Game Engine API, smart pointers or not?

Started by
35 comments, last by frob 4 years, 12 months ago
21 minutes ago, Gnollrunner said:

I believe he should be able to do a custom allocator. I think nobody really uses standard new and delete for this kind of stuff.  It's really rare that I do. Slab allocation is almost instantaneous after initial start up. You can easy make it use inlined free-list push and pops, especially if you aren't worried about threading.  Even if you are, there are some cheats that you can do depending on the usage.

Also in my experience the fragmentation issue is often overstated.  In many applications you have a lot of smallish objects, and yes they may get created and deleted often. However with size specific heaps, or as I like to use, a heap with a hash table of size specific free-lists, the holes get filled before the heap grows.

The main issues I've found with std::shared_ptr and std::weak_ptr is the double sized pointers and the fact that you can't easy pass around raw pointers and then assign them to shared_ptr or week_ptr on the fly since you'll end up with multiple control blocks. However this is kind of a design thing, so for his API it might be fine as long as he's consistent with using smart pointers.

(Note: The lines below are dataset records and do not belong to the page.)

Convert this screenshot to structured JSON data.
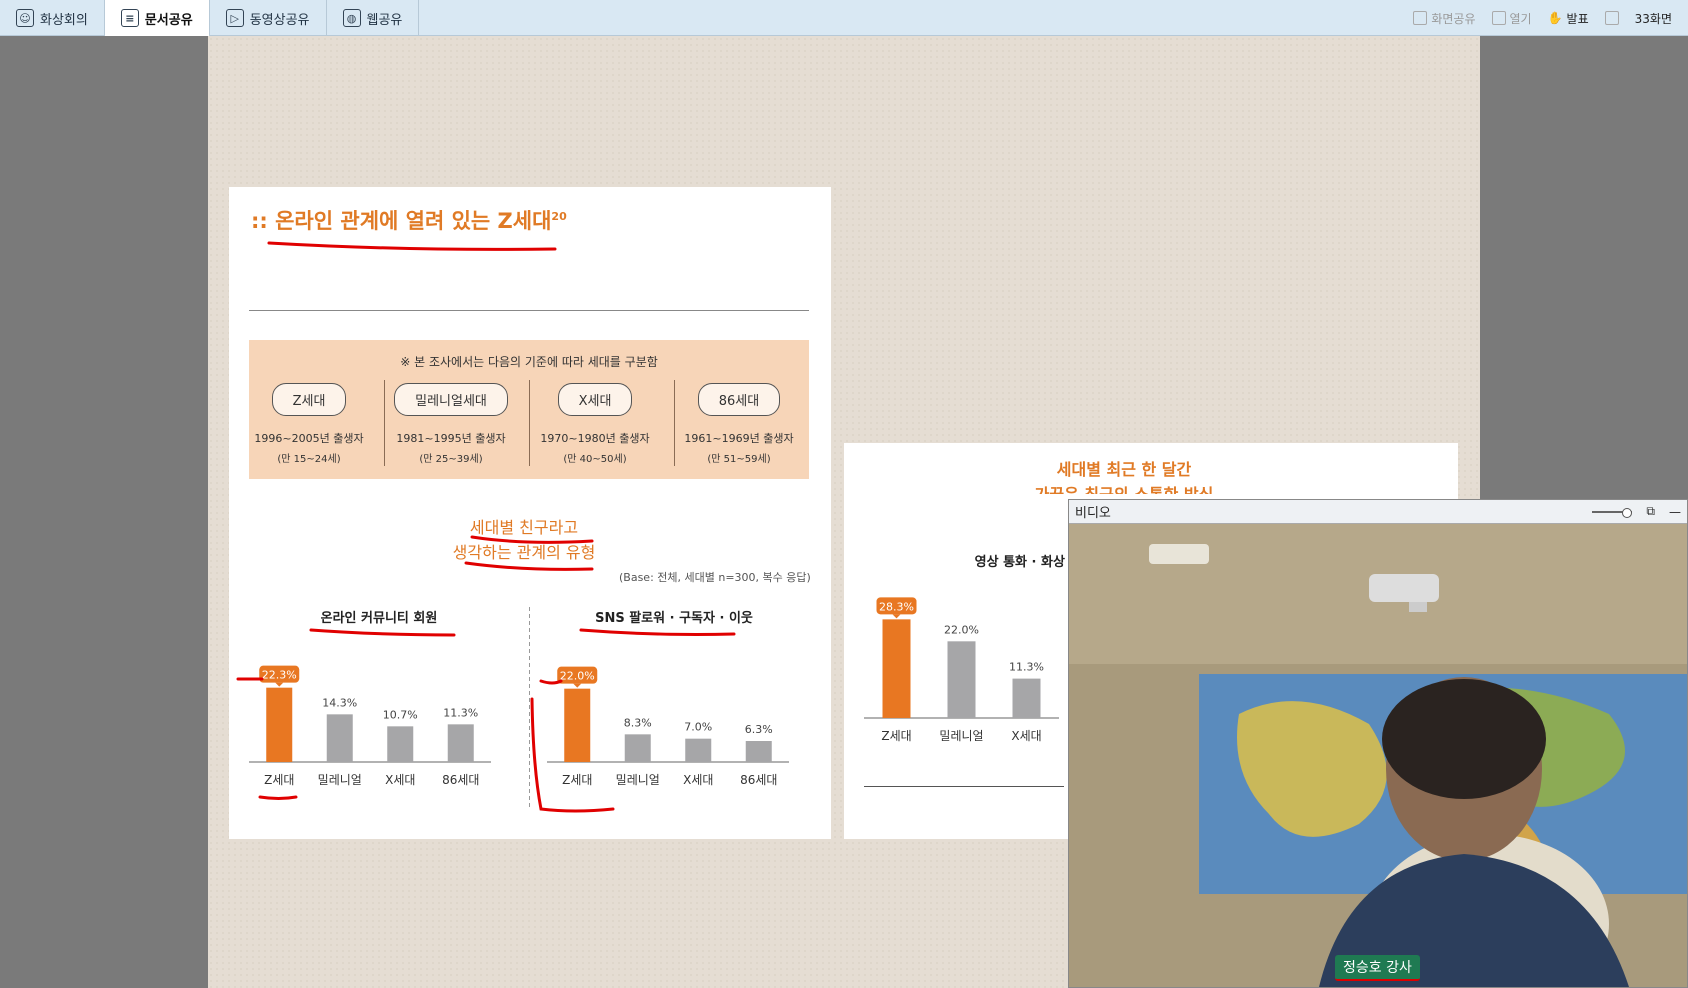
{
  "toolbar": {
    "tabs": [
      {
        "label": "화상회의",
        "active": false
      },
      {
        "label": "문서공유",
        "active": true
      },
      {
        "label": "동영상공유",
        "active": false
      },
      {
        "label": "웹공유",
        "active": false
      }
    ],
    "right": {
      "share_screen": "화면공유",
      "open": "열기",
      "present": "발표",
      "screens": "33화면"
    }
  },
  "slide1": {
    "title": ":: 온라인 관계에 열려 있는 Z세대",
    "title_sup": "20",
    "criteria_note": "※ 본 조사에서는 다음의 기준에 따라 세대를 구분함",
    "generations": [
      {
        "name": "Z세대",
        "born": "1996~2005년 출생자",
        "age": "(만 15~24세)"
      },
      {
        "name": "밀레니얼세대",
        "born": "1981~1995년 출생자",
        "age": "(만 25~39세)"
      },
      {
        "name": "X세대",
        "born": "1970~1980년 출생자",
        "age": "(만 40~50세)"
      },
      {
        "name": "86세대",
        "born": "1961~1969년 출생자",
        "age": "(만 51~59세)"
      }
    ],
    "subtitle_line1": "세대별 친구라고",
    "subtitle_line2": "생각하는 관계의 유형",
    "base_note": "(Base: 전체, 세대별 n=300, 복수 응답)",
    "panel1_title": "온라인 커뮤니티 회원",
    "panel2_title": "SNS 팔로워 · 구독자 · 이웃"
  },
  "slide2": {
    "title_line1": "세대별 최근 한 달간",
    "title_line2": "가끔은 최근의 소통한 방식",
    "panel_title": "영상 통화 · 화상 통화"
  },
  "chart_data": [
    {
      "type": "bar",
      "title": "온라인 커뮤니티 회원",
      "categories": [
        "Z세대",
        "밀레니얼",
        "X세대",
        "86세대"
      ],
      "values": [
        22.3,
        14.3,
        10.7,
        11.3
      ],
      "value_labels": [
        "22.3%",
        "14.3%",
        "10.7%",
        "11.3%"
      ],
      "unit": "%",
      "highlight_index": 0,
      "colors": {
        "highlight": "#e87722",
        "normal": "#a6a6a8"
      },
      "ylim": [
        0,
        30
      ]
    },
    {
      "type": "bar",
      "title": "SNS 팔로워 · 구독자 · 이웃",
      "categories": [
        "Z세대",
        "밀레니얼",
        "X세대",
        "86세대"
      ],
      "values": [
        22.0,
        8.3,
        7.0,
        6.3
      ],
      "value_labels": [
        "22.0%",
        "8.3%",
        "7.0%",
        "6.3%"
      ],
      "unit": "%",
      "highlight_index": 0,
      "colors": {
        "highlight": "#e87722",
        "normal": "#a6a6a8"
      },
      "ylim": [
        0,
        30
      ]
    },
    {
      "type": "bar",
      "title": "영상 통화 · 화상 통화",
      "categories": [
        "Z세대",
        "밀레니얼",
        "X세대"
      ],
      "values": [
        28.3,
        22.0,
        11.3
      ],
      "value_labels": [
        "28.3%",
        "22.0%",
        "11.3%"
      ],
      "unit": "%",
      "highlight_index": 0,
      "colors": {
        "highlight": "#e87722",
        "normal": "#a6a6a8"
      },
      "ylim": [
        0,
        35
      ]
    }
  ],
  "video": {
    "window_title": "비디오",
    "speaker_name": "정승호 강사"
  },
  "colors": {
    "accent": "#e07a25",
    "annotation": "#e00000",
    "toolbar_bg": "#d9e8f3"
  }
}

Why do I need a custom allocator? What for? I don't really get the fragmentation thing.

Advertisement
8 minutes ago, Tim Leijten said:

Why do I need a custom allocator? What for?

You don't "need" one. However they are often a LOT faster.  The standard library provides some facility for using their smart pointers with your own heap and if you want things to be fast it's probably something you should look into at some point. I actually have a rather large library of heap implementations that I have built up over the years, and I'm sure you can find some around the web, However, there is no reason you can't get things working and then add in a custom heap later.

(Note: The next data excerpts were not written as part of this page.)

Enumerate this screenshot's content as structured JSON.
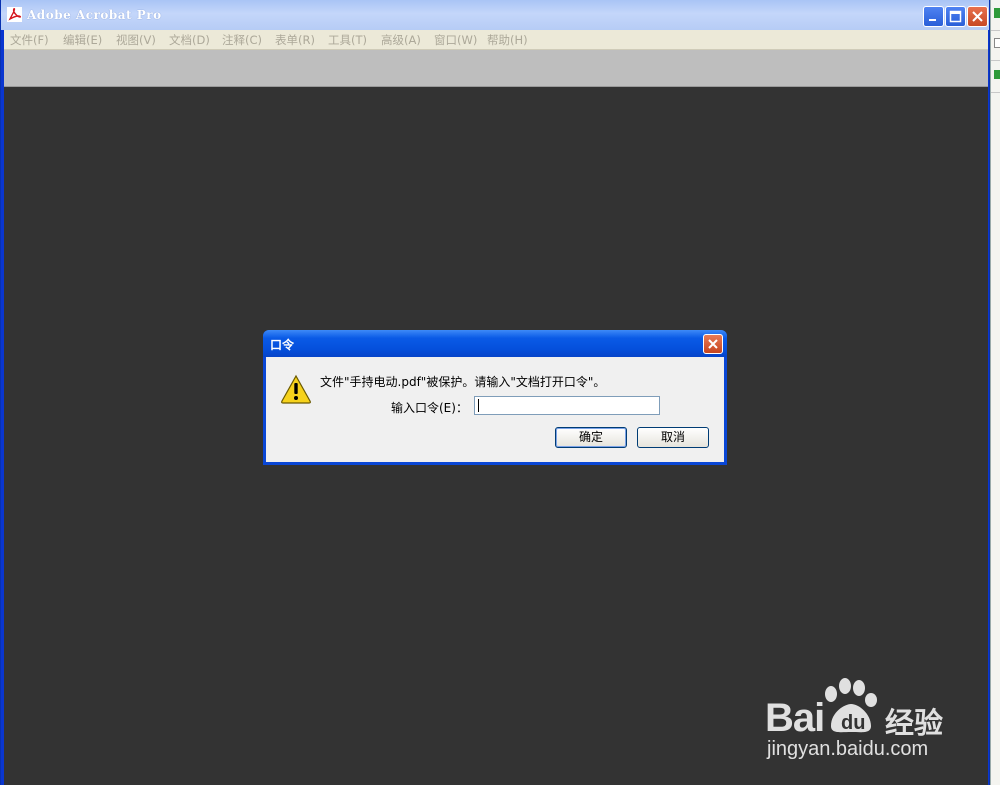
{
  "window": {
    "title": "Adobe Acrobat Pro"
  },
  "menu": [
    {
      "label": "文件(F)"
    },
    {
      "label": "编辑(E)"
    },
    {
      "label": "视图(V)"
    },
    {
      "label": "文档(D)"
    },
    {
      "label": "注释(C)"
    },
    {
      "label": "表单(R)"
    },
    {
      "label": "工具(T)"
    },
    {
      "label": "高级(A)"
    },
    {
      "label": "窗口(W)"
    },
    {
      "label": "帮助(H)"
    }
  ],
  "dialog": {
    "title": "口令",
    "message": "文件\"手持电动.pdf\"被保护。请输入\"文档打开口令\"。",
    "password_label": "输入口令(E)：",
    "password_value": "",
    "ok_label": "确定",
    "cancel_label": "取消"
  },
  "watermark": {
    "brand": "Bai",
    "brand_suffix": "du",
    "product": "经验",
    "url": "jingyan.baidu.com"
  },
  "colors": {
    "workspace": "#333333",
    "titlebar_blue": "#0a47d6",
    "close_red": "#d5582f"
  }
}
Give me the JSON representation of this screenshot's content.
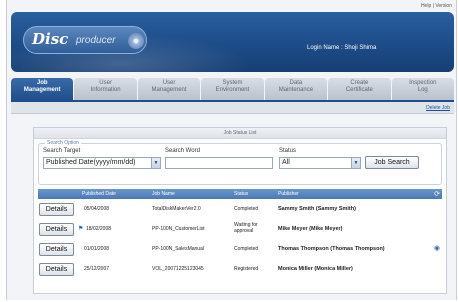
{
  "top_links": {
    "help": "Help",
    "separator": " | ",
    "version": "Version"
  },
  "header": {
    "logo_disc": "Disc",
    "logo_producer": "producer",
    "login_label": "Login Name : Shoji Shima"
  },
  "tabs": [
    {
      "line1": "Job",
      "line2": "Management"
    },
    {
      "line1": "User",
      "line2": "Information"
    },
    {
      "line1": "User",
      "line2": "Management"
    },
    {
      "line1": "System",
      "line2": "Environment"
    },
    {
      "line1": "Data",
      "line2": "Maintenance"
    },
    {
      "line1": "Create",
      "line2": "Certificate"
    },
    {
      "line1": "Inspection",
      "line2": "Log"
    }
  ],
  "subbar": {
    "delete_job": "Delete Job"
  },
  "panel": {
    "title": "Job Status List"
  },
  "search": {
    "legend": "Search Option",
    "target_label": "Search Target",
    "target_value": "Published Date(yyyy/mm/dd)",
    "word_label": "Search Word",
    "word_value": "",
    "status_label": "Status",
    "status_value": "All",
    "search_button": "Job Search"
  },
  "table": {
    "headers": {
      "date": "Published Date",
      "job": "Job Name",
      "status": "Status",
      "publisher": "Publisher"
    },
    "details_label": "Details",
    "rows": [
      {
        "date": "05/04/2008",
        "job": "TotalDiskMakerVer2.0",
        "status_1": "Completed",
        "status_2": "",
        "publisher": "Sammy Smith (Sammy Smith)"
      },
      {
        "date": "18/02/2008",
        "job": "PP-100N_CustomerList",
        "status_1": "Waiting for",
        "status_2": "approval",
        "publisher": "Mike Meyer (Mike Meyer)"
      },
      {
        "date": "01/01/2008",
        "job": "PP-100N_SalesManual",
        "status_1": "Completed",
        "status_2": "",
        "publisher": "Thomas Thompson (Thomas Thompson)"
      },
      {
        "date": "25/12/2007",
        "job": "VOL_20071225123045",
        "status_1": "Registered",
        "status_2": "",
        "publisher": "Monica Miller (Monica Miller)"
      }
    ]
  },
  "icons": {
    "dropdown": "chevron-down-icon",
    "flag": "flag-icon",
    "refresh": "refresh-icon",
    "disc": "disc-icon"
  },
  "colors": {
    "accent": "#1f4e8a",
    "header_row": "#4a78b5",
    "link": "#1f4ea0"
  }
}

Fragmentation just means you have unused space in the middle of the heap.  You can think of the heap as a long piece of paper tape.  You start from one end and write stuff to it. However if you erase something in the middle you will have unused space there. Ideally you want to reuse that space later on before continuing to write to the end of the tape.

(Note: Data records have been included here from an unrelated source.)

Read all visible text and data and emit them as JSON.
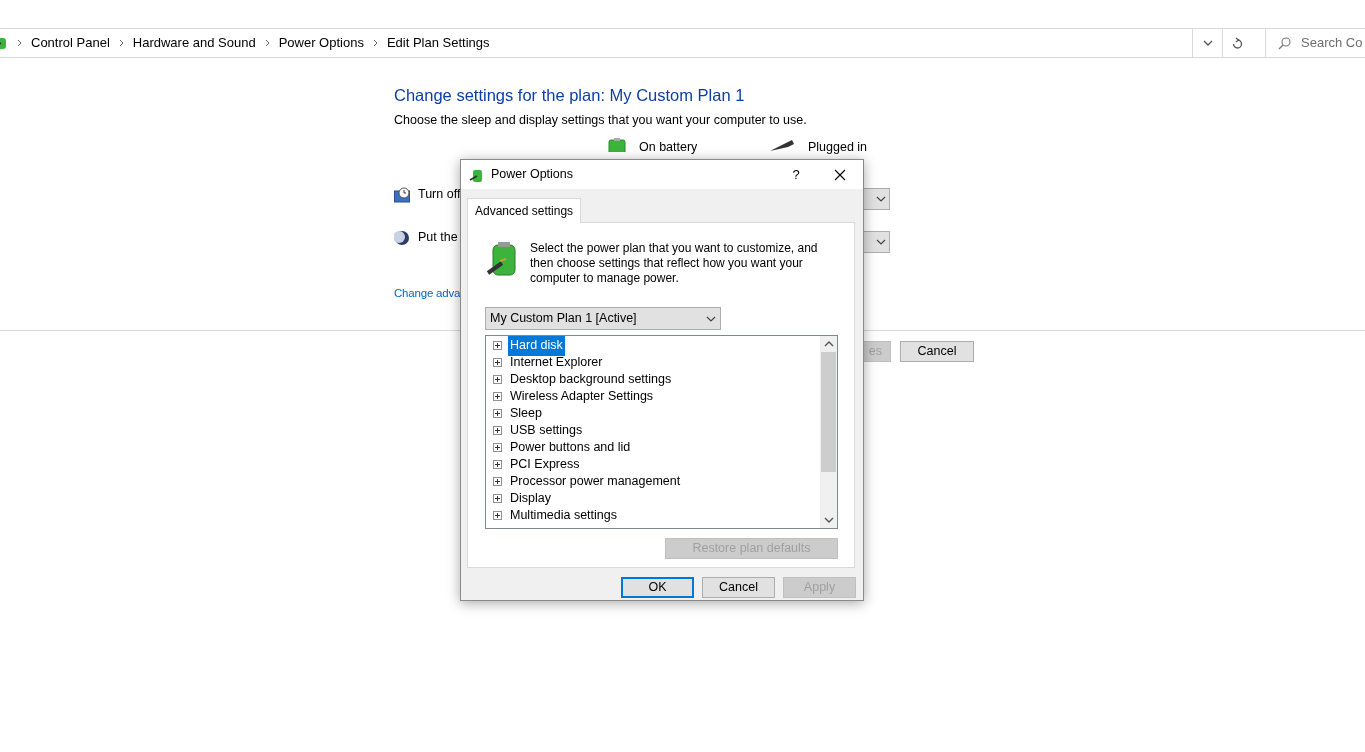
{
  "address_bar": {
    "breadcrumb": [
      "Control Panel",
      "Hardware and Sound",
      "Power Options",
      "Edit Plan Settings"
    ],
    "search": {
      "placeholder": "Search Co"
    }
  },
  "page": {
    "title": "Change settings for the plan: My Custom Plan 1",
    "subtitle": "Choose the sleep and display settings that you want your computer to use.",
    "columns": [
      "On battery",
      "Plugged in"
    ],
    "settings": [
      "Turn off",
      "Put the"
    ],
    "link": "Change adva",
    "buttons": [
      {
        "label": "es",
        "disabled": true
      },
      {
        "label": "Cancel",
        "disabled": false
      }
    ]
  },
  "dialog": {
    "title": "Power Options",
    "help": "?",
    "tabs": [
      {
        "label": "Advanced settings",
        "selected": true
      }
    ],
    "intro": "Select the power plan that you want to customize, and then choose settings that reflect how you want your computer to manage power.",
    "plan": "My Custom Plan 1 [Active]",
    "tree": [
      {
        "label": "Hard disk",
        "selected": true
      },
      {
        "label": "Internet Explorer",
        "selected": false
      },
      {
        "label": "Desktop background settings",
        "selected": false
      },
      {
        "label": "Wireless Adapter Settings",
        "selected": false
      },
      {
        "label": "Sleep",
        "selected": false
      },
      {
        "label": "USB settings",
        "selected": false
      },
      {
        "label": "Power buttons and lid",
        "selected": false
      },
      {
        "label": "PCI Express",
        "selected": false
      },
      {
        "label": "Processor power management",
        "selected": false
      },
      {
        "label": "Display",
        "selected": false
      },
      {
        "label": "Multimedia settings",
        "selected": false
      }
    ],
    "restore": {
      "label": "Restore plan defaults",
      "disabled": true
    },
    "buttons": [
      {
        "label": "OK",
        "default": true,
        "disabled": false
      },
      {
        "label": "Cancel",
        "default": false,
        "disabled": false
      },
      {
        "label": "Apply",
        "default": false,
        "disabled": true
      }
    ]
  }
}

However it's not so simple.  You might need to write something that's longer than the hole you are trying to fill, so you many need to find a larger hole, or you may in fact have to write to the end of the tape.  Also perhaps the hole is far bigger than what you want, so then you want to use a piece of it and save the rest for later.   Or maybe you just want to find a smaller hole if there is one. There are a lot of different use cases.

A general purpose allocator has to handle all this stuff, however in practice where you have a lot of objects that are the same size. or say have 5 different sizes for instance, you can make things a lot simpler and faster using "free lists" and other tricks.
 

25 minutes ago, Gnollrunner said:

You don't "need" one. However they are often a LOT faster.  The standard library provides some facility for using their smart pointers with your own heap and if you want things to be fast it's probably something you should look into at some point. I actually have a rather large library of heap implementations that I have built up over the years, and I'm sure you can find some around the web, However, there is no reason you can't get things working and then add in a custom heap later.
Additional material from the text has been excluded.